Questions préliminaires

[3] L’appelant ne s’est pas présenté à l’audience, mais le Tribunal est convaincu qu’il a reçu l’avis d’audience et qu’il était par conséquent au courant de la tenue de l’audience, car il a envoyé une représentante autorisée à présenter des observations en son nom.
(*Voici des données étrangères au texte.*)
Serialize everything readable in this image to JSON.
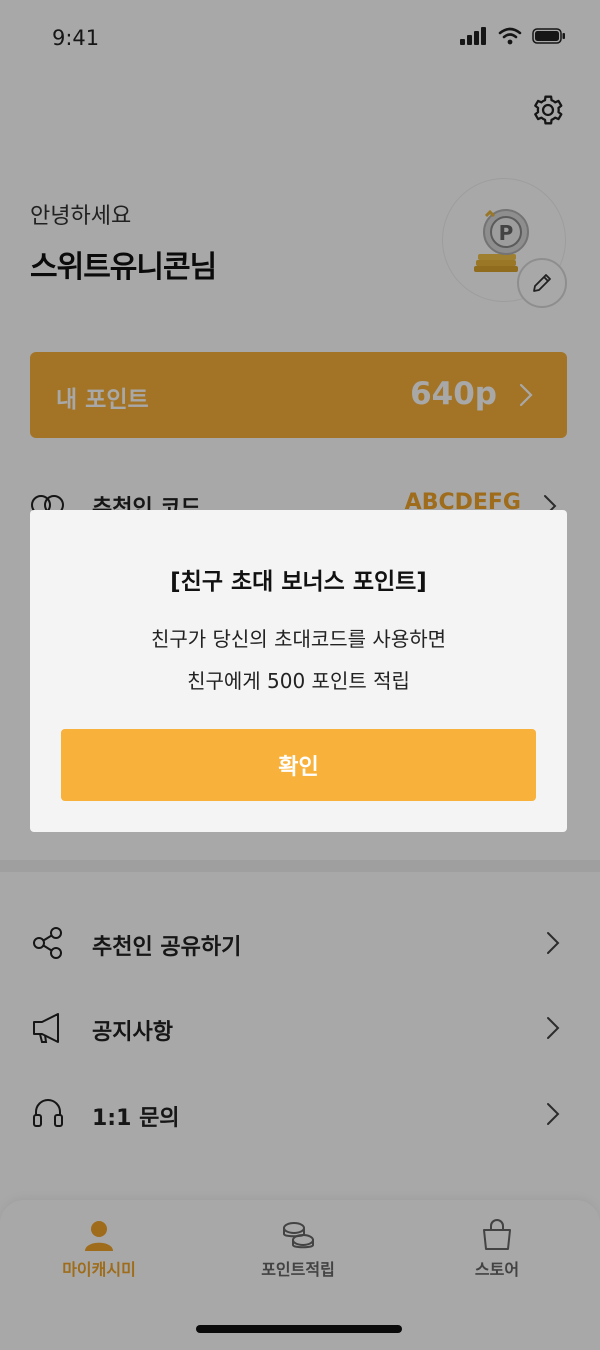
{
  "status": {
    "time": "9:41"
  },
  "header": {
    "settings_icon": "gear-icon"
  },
  "profile": {
    "greeting": "안녕하세요",
    "username": "스위트유니콘님",
    "avatar_icon": "coin-stack-icon",
    "edit_icon": "pencil-icon"
  },
  "points": {
    "label": "내 포인트",
    "value": "640p"
  },
  "referral": {
    "label": "추천인 코드",
    "code": "ABCDEFG"
  },
  "menu": {
    "items": [
      {
        "label": "추천인 공유하기",
        "icon": "share-icon"
      },
      {
        "label": "공지사항",
        "icon": "megaphone-icon"
      },
      {
        "label": "1:1 문의",
        "icon": "headset-icon"
      }
    ]
  },
  "tabs": [
    {
      "label": "마이캐시미",
      "icon": "person-icon",
      "active": true
    },
    {
      "label": "포인트적립",
      "icon": "coins-icon",
      "active": false
    },
    {
      "label": "스토어",
      "icon": "shopping-bag-icon",
      "active": false
    }
  ],
  "dialog": {
    "title": "[친구 초대 보너스 포인트]",
    "line1": "친구가 당신의 초대코드를 사용하면",
    "line2": "친구에게 500 포인트 적립",
    "confirm_label": "확인"
  },
  "colors": {
    "accent": "#f8b13b",
    "accent_text": "#f0a52a",
    "overlay": "rgba(0,0,0,0.34)"
  }
}
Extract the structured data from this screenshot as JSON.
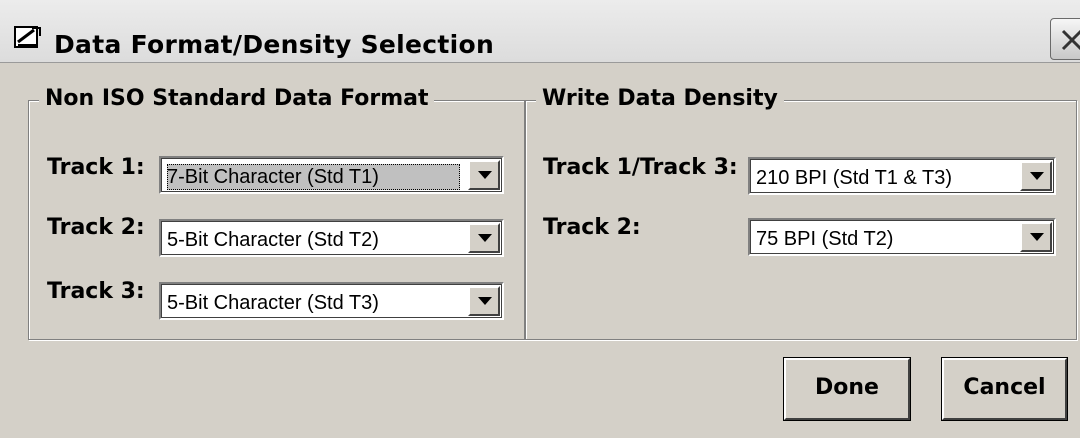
{
  "window": {
    "title": "Data Format/Density Selection"
  },
  "format_group": {
    "legend": "Non ISO Standard Data Format",
    "rows": [
      {
        "label": "Track 1:",
        "value": "7-Bit Character (Std T1)"
      },
      {
        "label": "Track 2:",
        "value": "5-Bit Character (Std T2)"
      },
      {
        "label": "Track 3:",
        "value": "5-Bit Character (Std T3)"
      }
    ]
  },
  "density_group": {
    "legend": "Write Data Density",
    "rows": [
      {
        "label": "Track 1/Track 3:",
        "value": "210 BPI (Std T1 & T3)"
      },
      {
        "label": "Track 2:",
        "value": "75 BPI (Std T2)"
      }
    ]
  },
  "buttons": {
    "done": "Done",
    "cancel": "Cancel"
  },
  "icons": {
    "app": "app-icon",
    "close": "close-icon",
    "dropdown": "chevron-down-icon"
  },
  "colors": {
    "face": "#d4d0c8",
    "field": "#ffffff",
    "focus": "#c0c0c0"
  }
}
L’audience a eu lieu en vertu du paragraphe 12(1) du Règlement sur le Tribunal de la sécurité sociale qui prévoit que si une partie omet de se présenter à l’audience, le Tribunal peut procéder en son absence, s’il est convaincu qu’elle a été avisée de la tenue de l’audience.

Question en litige

[4] L’emploi de l’appelant a-t-il pris fin en raison de son inconduite, car il aurait enfreint la politique de l’employeur relative au vol?

Analyse

[5] Un prestataire est exclu du bénéfice des prestations s’il perd son emploi en raison de son inconduite aux termes des articles 29 et 30 de la Loi sur l’assurance-emploi (Loi sur l’AE). L’inconduite, au sens du paragraphe 30(1) de la Loi sur l’AE, est définie comme une inconduite délibérée dont le prestataire savait ou aurait dû savoir qu’elle était de nature à entrainer son congédiement. Pour déterminer si l’inconduite pourrait mener à un congédiement, il doit exister un lien de causalité entre l’inconduite reprochée au prestataire et son emploi (Canada (Procureur général) c. Lemire, 2010 CAF 314).

[6] Le fardeau de la preuve appartient à l’intimée, c’est-à-dire qu’elle doit prouver qu’il y a eu inconduite (Lepretre c. Canada (Procureur général), 2011 CAF 30). Le terme « fardeau » est employé pour décrire quelle partie doit fournir suffisamment d’éléments de preuve à l’appui de sa position pour répondre au critère juridique. En l’espèce, le fardeau de la preuve correspond à la prépondérance des probabilités, ce qui signifie : est-il « plus probable qu’improbable » que les événements aient eu lieu de la manière décrite.

Quel est le prétendu geste qui aurait mené au congédiement, et l’appelant a-t-il commis ce geste?

[7] Le geste en question est le fait que l’appelant aurait pris des poissons à partir des cages de l’entreprise, ce qu’il a admis avoir pris du bateau de l’employeur, et ce, à des fins personnelles.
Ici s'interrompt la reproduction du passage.